Po upływie pięciu minut drugiej połowy znów dał znać o sobie duet Maciosek-Bibro. Grający trener Wacław dośrodkował w punkt, na głowę napastnika Dunajca, jednak ten z 5 metrów fatalnie chybił po strzale głową. W 60 minucie gracze gospodarzy "skopiowali" akcję swoich rywali z pierwszej połowy i również zdobyli bramkę z pozycji spalonej.
 
Z ostatnich minut spotkania trzeba odnotnować rollercoaster z 75. minuty. Gracze Zbylitowskiej Góry po rzucie rożnym w jednej akcji potafili stworzyć sobie 3 doskonałe okazje do zdobycia bramki. Z zamieszania podbramkowego z podniesioną rękawicą wyszedł golkiper gości - Piotr Kwiecień, który został wybrany jednogłośnie zawodnikiem tego meczu.

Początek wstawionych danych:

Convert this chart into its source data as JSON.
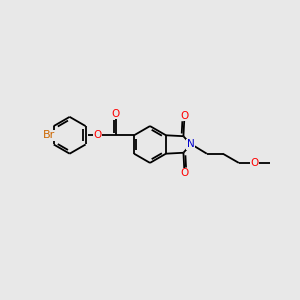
{
  "background_color": "#e8e8e8",
  "bond_color": "#000000",
  "bond_lw": 1.3,
  "atom_colors": {
    "Br": "#cc6600",
    "O": "#ff0000",
    "N": "#0000cc",
    "C": "#000000"
  },
  "font_size": 7.5,
  "xlim": [
    -6.5,
    9.5
  ],
  "ylim": [
    -4.5,
    4.5
  ]
}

Na domiar złego brak skuteczności mógł się szybko zemścić, gdyż po nieudolnych strzałach Dunajca, z kontra 3 na 2 od połowy wyszli goście. Wychodzącego sam na sam Józefa Wróbla, powstrzymał świetnie bramkarz gospodarzy Kamil Jewuła.
 
Bezbramkowy spektakl w Zbylitowskiej Górze z pewnością lepiej przyjęli goście, którzy w okrojonym składzie, praktycznie bez ławki rezerwowych, zdobyli cenny punkt po porażce w swoim pierwszym spotkaniu.